En principe les opérateurs de la zone portuaire mettent un fonds à la disposition des forces de sécurité opérant dans le secteur pour leur équipement. Est-ce que ce fonds fonctionne correctement?
A ma connaissance, c’est le Port autonome qui met un fonds à la disposition de tous ceux qui interviennent sur l’eau en zone portuaire. Malheureusement, la marine nationale n’en a jamais bénéficié. Je parlais tantôt des affaires maritimes. C’est ce corps qui a accaparé ce fonds. La police maritime s’est arrogée les missions de la marine nationale or ses agents ne sont pas des marins.
Vous plaidez donc pour la dissolution de cette police maritime?
Absolument, parce que l’Etat n’est pas riche pour se doter de deux structures pour faire la même chose, avec les mêmes missions. L’existence de la police maritime ne se justifie pas lorsqu’il y a une marine nationale avec des hommes formés pour faire la police sur la mer et sur la lagune.

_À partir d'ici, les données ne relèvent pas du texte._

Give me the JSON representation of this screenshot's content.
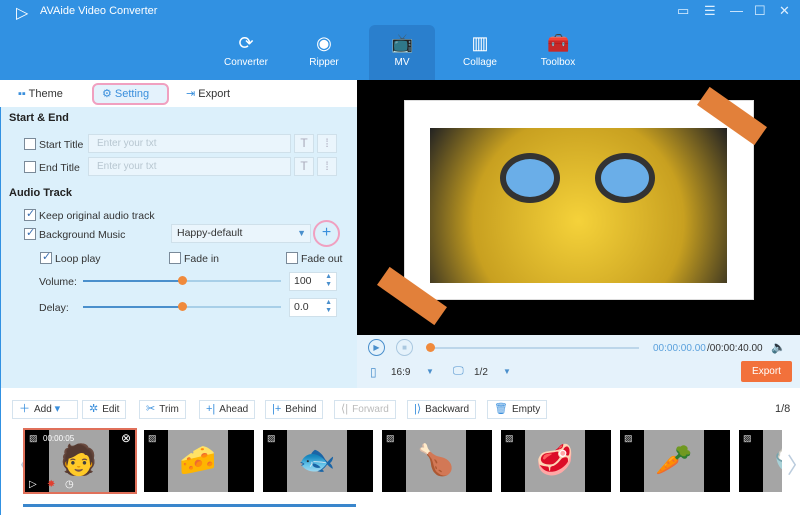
{
  "app": {
    "title": "AVAide Video Converter",
    "accent": "#3191e2"
  },
  "nav": [
    {
      "label": "Converter",
      "icon": "converter-icon"
    },
    {
      "label": "Ripper",
      "icon": "ripper-icon"
    },
    {
      "label": "MV",
      "icon": "mv-icon",
      "active": true
    },
    {
      "label": "Collage",
      "icon": "collage-icon"
    },
    {
      "label": "Toolbox",
      "icon": "toolbox-icon"
    }
  ],
  "tabs": {
    "theme": "Theme",
    "setting": "Setting",
    "export": "Export"
  },
  "start_end": {
    "heading": "Start & End",
    "start_title": "Start Title",
    "end_title": "End Title",
    "placeholder": "Enter your txt"
  },
  "audio": {
    "heading": "Audio Track",
    "keep_original": "Keep original audio track",
    "background_music": "Background Music",
    "music_value": "Happy-default",
    "loop_play": "Loop play",
    "fade_in": "Fade in",
    "fade_out": "Fade out",
    "volume_label": "Volume:",
    "volume_value": "100",
    "volume_level": 0.5,
    "delay_label": "Delay:",
    "delay_value": "0.0",
    "delay_level": 0.5
  },
  "player": {
    "time": "00:00:00.00",
    "duration": "/00:00:40.00",
    "ratio": "16:9",
    "screen": "1/2",
    "export": "Export",
    "progress": 0
  },
  "toolbar": {
    "add": "Add",
    "edit": "Edit",
    "trim": "Trim",
    "ahead": "Ahead",
    "behind": "Behind",
    "forward": "Forward",
    "backward": "Backward",
    "empty": "Empty",
    "page": "1/8"
  },
  "clips": [
    {
      "time": "00:00:05",
      "emoji": "🧑"
    },
    {
      "emoji": "🧀"
    },
    {
      "emoji": "🐟"
    },
    {
      "emoji": "🍗"
    },
    {
      "emoji": "🥩"
    },
    {
      "emoji": "🥕"
    },
    {
      "emoji": "🍚"
    }
  ]
}
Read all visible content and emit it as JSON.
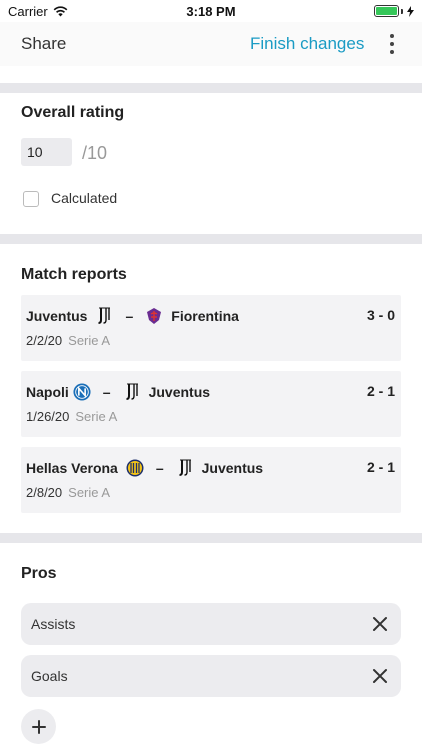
{
  "status_bar": {
    "carrier": "Carrier",
    "time": "3:18 PM",
    "wifi_icon": "wifi-icon",
    "battery_icon": "battery-icon",
    "battery_level": 1.0
  },
  "nav": {
    "share_label": "Share",
    "finish_label": "Finish changes",
    "more_icon": "vertical-ellipsis-icon",
    "accent_color": "#1a9bc4"
  },
  "rating": {
    "title": "Overall rating",
    "value": "10",
    "max_label": "/10",
    "calculated_label": "Calculated",
    "calculated_checked": false
  },
  "match_reports": {
    "title": "Match reports",
    "items": [
      {
        "home": "Juventus",
        "home_logo": "juventus-logo",
        "away": "Fiorentina",
        "away_logo": "fiorentina-logo",
        "score": "3 - 0",
        "date": "2/2/20",
        "league": "Serie A"
      },
      {
        "home": "Napoli",
        "home_logo": "napoli-logo",
        "away": "Juventus",
        "away_logo": "juventus-logo",
        "score": "2 - 1",
        "date": "1/26/20",
        "league": "Serie A"
      },
      {
        "home": "Hellas Verona",
        "home_logo": "hellas-verona-logo",
        "away": "Juventus",
        "away_logo": "juventus-logo",
        "score": "2 - 1",
        "date": "2/8/20",
        "league": "Serie A"
      }
    ],
    "separator": "–"
  },
  "pros": {
    "title": "Pros",
    "items": [
      {
        "label": "Assists",
        "remove_icon": "close-icon"
      },
      {
        "label": "Goals",
        "remove_icon": "close-icon"
      }
    ],
    "add_icon": "plus-icon"
  }
}
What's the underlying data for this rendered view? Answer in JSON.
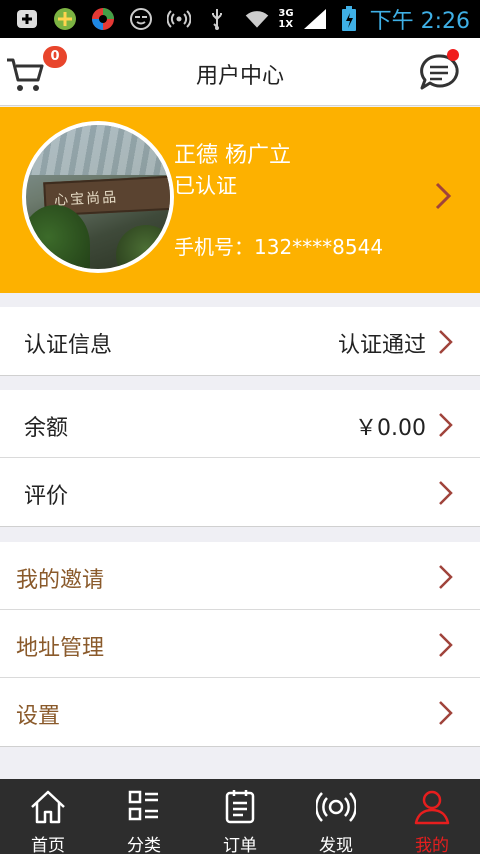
{
  "status_bar": {
    "time": "下午 2:26",
    "network": "3G",
    "network_sub": "1X",
    "icons": [
      "plus-box-icon",
      "gem-icon",
      "ball-icon",
      "smile-icon",
      "wireless-icon",
      "usb-icon",
      "wifi-icon",
      "signal-icon",
      "battery-icon"
    ]
  },
  "header": {
    "title": "用户中心",
    "cart_badge": "0",
    "icons": [
      "cart-icon",
      "message-icon"
    ]
  },
  "profile": {
    "name": "正德 杨广立",
    "status": "已认证",
    "phone": "手机号：132****8544",
    "background": "#fdb100"
  },
  "rows": {
    "verify": {
      "label": "认证信息",
      "value": "认证通过"
    },
    "balance": {
      "label": "余额",
      "value": "￥0.00"
    },
    "review": {
      "label": "评价"
    },
    "invite": {
      "label": "我的邀请"
    },
    "address": {
      "label": "地址管理"
    },
    "settings": {
      "label": "设置"
    }
  },
  "tabs": [
    {
      "label": "首页",
      "icon": "home-icon"
    },
    {
      "label": "分类",
      "icon": "category-icon"
    },
    {
      "label": "订单",
      "icon": "order-icon"
    },
    {
      "label": "发现",
      "icon": "discover-icon"
    },
    {
      "label": "我的",
      "icon": "user-icon",
      "active": true
    }
  ],
  "colors": {
    "accent": "#e61e1e",
    "profile_bg": "#fdb100",
    "chevron": "#a0433b",
    "tabbar_bg": "#2d2d2d"
  }
}
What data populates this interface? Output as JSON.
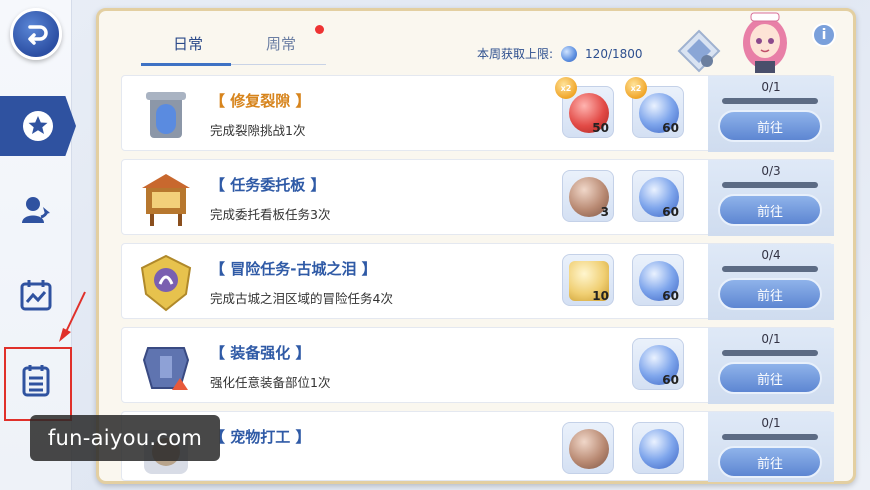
{
  "tabs": [
    {
      "label": "日常",
      "active": true
    },
    {
      "label": "周常",
      "active": false
    }
  ],
  "weekly_limit": {
    "label": "本周获取上限:",
    "value": "120/1800"
  },
  "info_label": "i",
  "tasks": [
    {
      "title": "【 修复裂隙 】",
      "desc": "完成裂隙挑战1次",
      "title_color": "gold",
      "icon": "portal-gate-icon",
      "rewards": [
        {
          "icon": "red-coin-icon",
          "qty": "50",
          "double": true
        },
        {
          "icon": "blue-gem-icon",
          "qty": "60",
          "double": true
        }
      ],
      "progress": "0/1",
      "button": "前往"
    },
    {
      "title": "【 任务委托板 】",
      "desc": "完成委托看板任务3次",
      "title_color": "blue",
      "icon": "notice-board-icon",
      "rewards": [
        {
          "icon": "bronze-coin-icon",
          "qty": "3",
          "double": false
        },
        {
          "icon": "blue-gem-icon",
          "qty": "60",
          "double": false
        }
      ],
      "progress": "0/3",
      "button": "前往"
    },
    {
      "title": "【 冒险任务-古城之泪 】",
      "desc": "完成古城之泪区域的冒险任务4次",
      "title_color": "blue",
      "icon": "crest-emblem-icon",
      "rewards": [
        {
          "icon": "gold-star-icon",
          "qty": "10",
          "double": false
        },
        {
          "icon": "blue-gem-icon",
          "qty": "60",
          "double": false
        }
      ],
      "progress": "0/4",
      "button": "前往"
    },
    {
      "title": "【 装备强化 】",
      "desc": "强化任意装备部位1次",
      "title_color": "blue",
      "icon": "armor-upgrade-icon",
      "rewards": [
        {
          "icon": "blue-gem-icon",
          "qty": "60",
          "double": false
        }
      ],
      "progress": "0/1",
      "button": "前往"
    },
    {
      "title": "【 宠物打工 】",
      "desc": "",
      "title_color": "blue",
      "icon": "pet-work-icon",
      "rewards": [
        {
          "icon": "bronze-coin-icon",
          "qty": "",
          "double": false
        },
        {
          "icon": "blue-gem-icon",
          "qty": "",
          "double": false
        }
      ],
      "progress": "0/1",
      "button": "前往"
    }
  ],
  "watermark": "fun-aiyou.com",
  "colors": {
    "accent": "#2f52a0",
    "gold_title": "#d7841c",
    "blue_title": "#2f5aa6",
    "highlight_box": "#e0302a"
  }
}
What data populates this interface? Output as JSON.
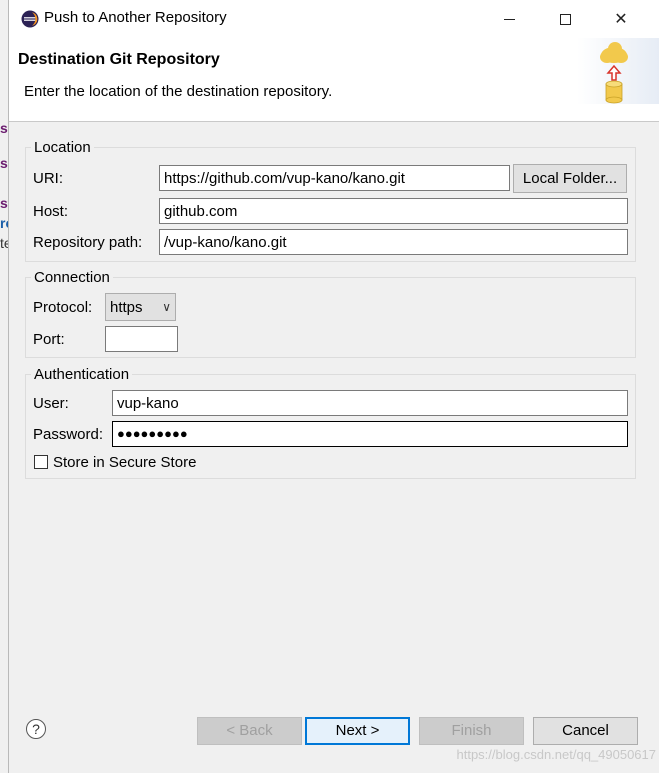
{
  "window": {
    "title": "Push to Another Repository",
    "minimize_icon": "minimize-icon",
    "maximize_icon": "maximize-icon",
    "close_icon": "close-icon",
    "close_glyph": "✕"
  },
  "header": {
    "title": "Destination Git Repository",
    "description": "Enter the location of the destination repository."
  },
  "location": {
    "legend": "Location",
    "uri_label": "URI:",
    "uri_value": "https://github.com/vup-kano/kano.git",
    "local_folder_button": "Local Folder...",
    "host_label": "Host:",
    "host_value": "github.com",
    "repo_path_label": "Repository path:",
    "repo_path_value": "/vup-kano/kano.git"
  },
  "connection": {
    "legend": "Connection",
    "protocol_label": "Protocol:",
    "protocol_value": "https",
    "protocol_chevron": "∨",
    "port_label": "Port:",
    "port_value": ""
  },
  "authentication": {
    "legend": "Authentication",
    "user_label": "User:",
    "user_value": "vup-kano",
    "password_label": "Password:",
    "password_value": "●●●●●●●●●",
    "store_label": "Store in Secure Store",
    "store_checked": false
  },
  "footer": {
    "help_glyph": "?",
    "back_button": "< Back",
    "next_button": "Next >",
    "finish_button": "Finish",
    "cancel_button": "Cancel",
    "watermark": "https://blog.csdn.net/qq_49050617"
  },
  "background": {
    "glyph_1": "s",
    "glyph_2": "st",
    "glyph_3": "rc",
    "glyph_4": "te"
  },
  "colors": {
    "accent": "#0078d7",
    "eclipse_purple": "#2c2255",
    "cloud": "#f2c94c",
    "arrow": "#d9342b"
  }
}
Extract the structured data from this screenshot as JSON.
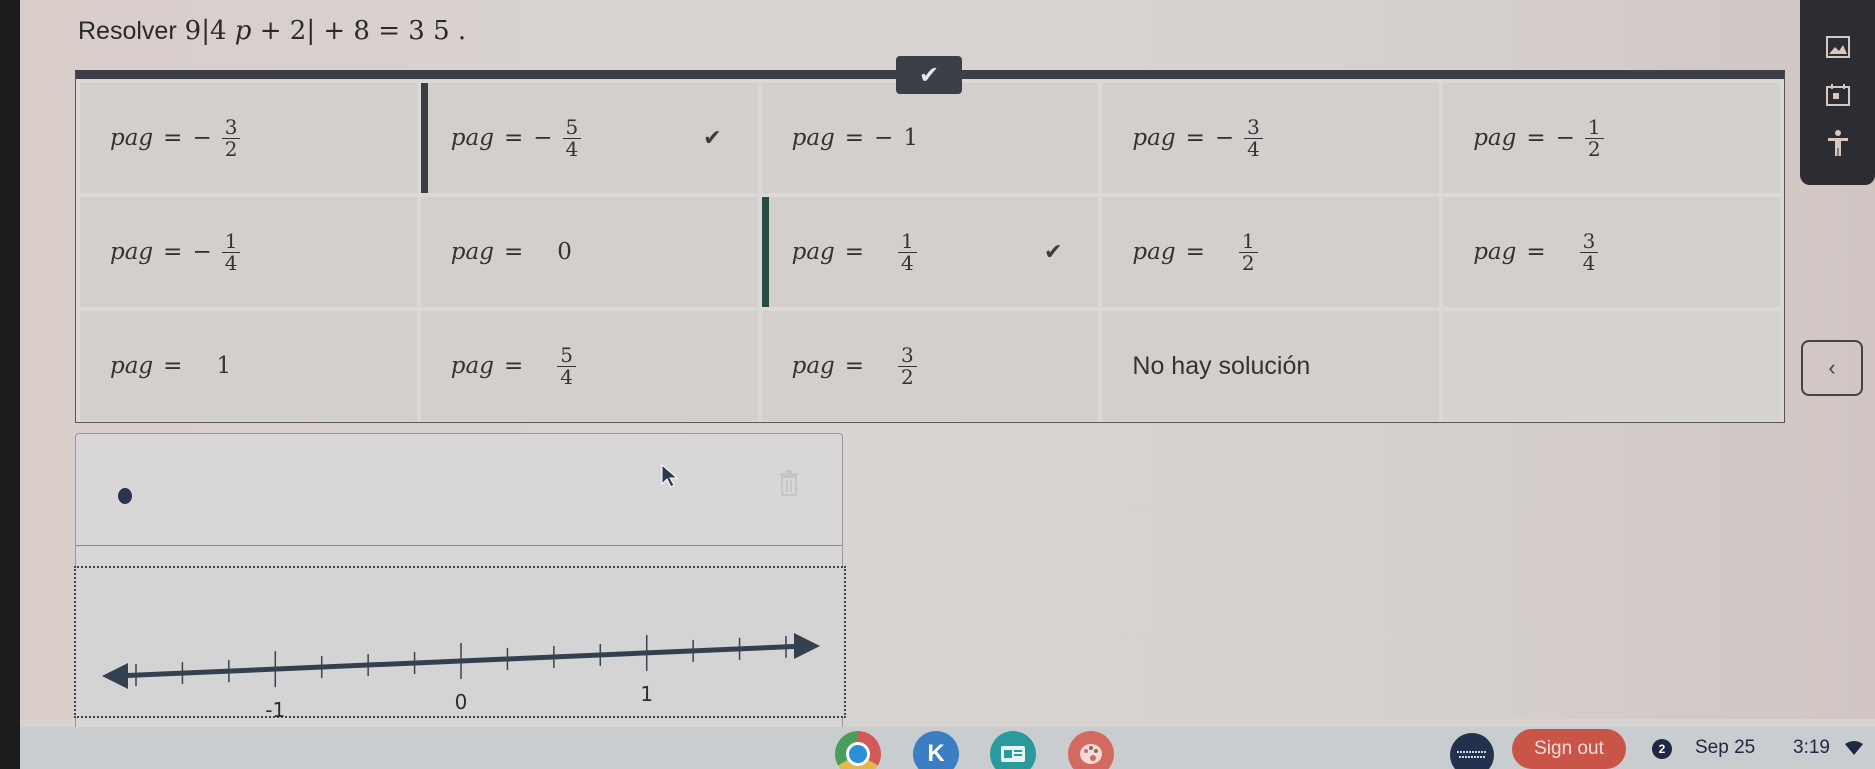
{
  "question": {
    "prefix": "Resolver",
    "equation_parts": {
      "coef": "9",
      "abs_open": "|",
      "inner_coef": "4",
      "variable": "p",
      "plus1": "+",
      "inner_const": "2",
      "abs_close": "|",
      "plus2": "+",
      "const": "8",
      "equals": "=",
      "rhs": "3 5",
      "period": "."
    }
  },
  "check_tab": {
    "icon": "check-icon",
    "glyph": "✔"
  },
  "options": [
    {
      "var": "pag",
      "eq": "=",
      "sign": "−",
      "num": "3",
      "den": "2",
      "selected": false
    },
    {
      "var": "pag",
      "eq": "=",
      "sign": "−",
      "num": "5",
      "den": "4",
      "selected": true,
      "checked": "✔"
    },
    {
      "var": "pag",
      "eq": "=",
      "sign": "−",
      "whole": "1",
      "selected": false
    },
    {
      "var": "pag",
      "eq": "=",
      "sign": "−",
      "num": "3",
      "den": "4",
      "selected": false
    },
    {
      "var": "pag",
      "eq": "=",
      "sign": "−",
      "num": "1",
      "den": "2",
      "selected": false
    },
    {
      "var": "pag",
      "eq": "=",
      "sign": "−",
      "num": "1",
      "den": "4",
      "selected": false
    },
    {
      "var": "pag",
      "eq": "=",
      "sign": "",
      "whole": "0",
      "selected": false
    },
    {
      "var": "pag",
      "eq": "=",
      "sign": "",
      "num": "1",
      "den": "4",
      "selected": true,
      "checked": "✔"
    },
    {
      "var": "pag",
      "eq": "=",
      "sign": "",
      "num": "1",
      "den": "2",
      "selected": false
    },
    {
      "var": "pag",
      "eq": "=",
      "sign": "",
      "num": "3",
      "den": "4",
      "selected": false
    },
    {
      "var": "pag",
      "eq": "=",
      "sign": "",
      "whole": "1",
      "selected": false
    },
    {
      "var": "pag",
      "eq": "=",
      "sign": "",
      "num": "5",
      "den": "4",
      "selected": false
    },
    {
      "var": "pag",
      "eq": "=",
      "sign": "",
      "num": "3",
      "den": "2",
      "selected": false
    },
    {
      "text": "No hay solución",
      "selected": false
    }
  ],
  "side_panel": {
    "icons": [
      {
        "name": "image-tool-icon",
        "glyph": "▣"
      },
      {
        "name": "calendar-icon",
        "glyph": "▦"
      },
      {
        "name": "accessibility-icon",
        "glyph": "♙"
      }
    ]
  },
  "collapse_button": {
    "glyph": "‹"
  },
  "answer_box": {
    "trash_glyph": "🗑"
  },
  "number_line": {
    "min": -1.75,
    "max": 1.75,
    "tick_step": 0.25,
    "labels": [
      {
        "value": -1,
        "text": "-1"
      },
      {
        "value": 0,
        "text": "0"
      },
      {
        "value": 1,
        "text": "1"
      }
    ],
    "color": "#34404f"
  },
  "taskbar": {
    "apps": [
      {
        "name": "chrome",
        "label": ""
      },
      {
        "name": "kami",
        "label": "K"
      },
      {
        "name": "classroom-app",
        "label": "▪≡"
      },
      {
        "name": "paint-app",
        "label": "🎨"
      }
    ],
    "avatar_text": "",
    "sign_out_label": "Sign out",
    "notification_count": "2",
    "date": "Sep 25",
    "time": "3:19"
  },
  "colors": {
    "selected_border": "#3a3d44",
    "sign_out_bg": "#c95548",
    "header_bar": "#3c3f47"
  }
}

Menez vos investigations, vous verrez qu’aucun marin digne de ce nom n’approuve la mise sur pied de cette police maritime. Elle n’existe pas légalement puisque les textes de création soumis à l’assemblée nationale n’ont jamais été votés.
La police maritime et la marine nationale se marchaient donc sur les pieds?
On ne se marchait pas sur les pieds mais, eux, voulaient s’arroger les missions de la marine. Ils avaient les moyens financiers. C’est eux qui utilisaient le fonds de près de 4 milliards Fcfa pour s’équiper en zodiacs et en vedettes. Malheureusement, ils n’ont pas la compétence et l’expertise nécessaire. Ils ont voulu envoyer leurs éléments à la marine pour se faire former. Nous avons toujours refusé cela parce que nous estimons qu’être marin est un métier qui s’apprend pendant plusieurs années. Nous n’allons pas permettre à des gens de se substituer à nous après trois mois de formation et banaliser notre métier. Nous disons non. Chaque métier a ses règles et s’apprend dans les écoles. Ce n’est pas après un stage qu’on devient marin. Il y a le b-a ba du métier à apprendre avant de prendre place à bord d’un bateau. La marine nationale est prête à assumer ses missions régaliennes. Elle a seulement besoin qu’on mette à sa disposition ce dont elle a besoin pour fonctionner.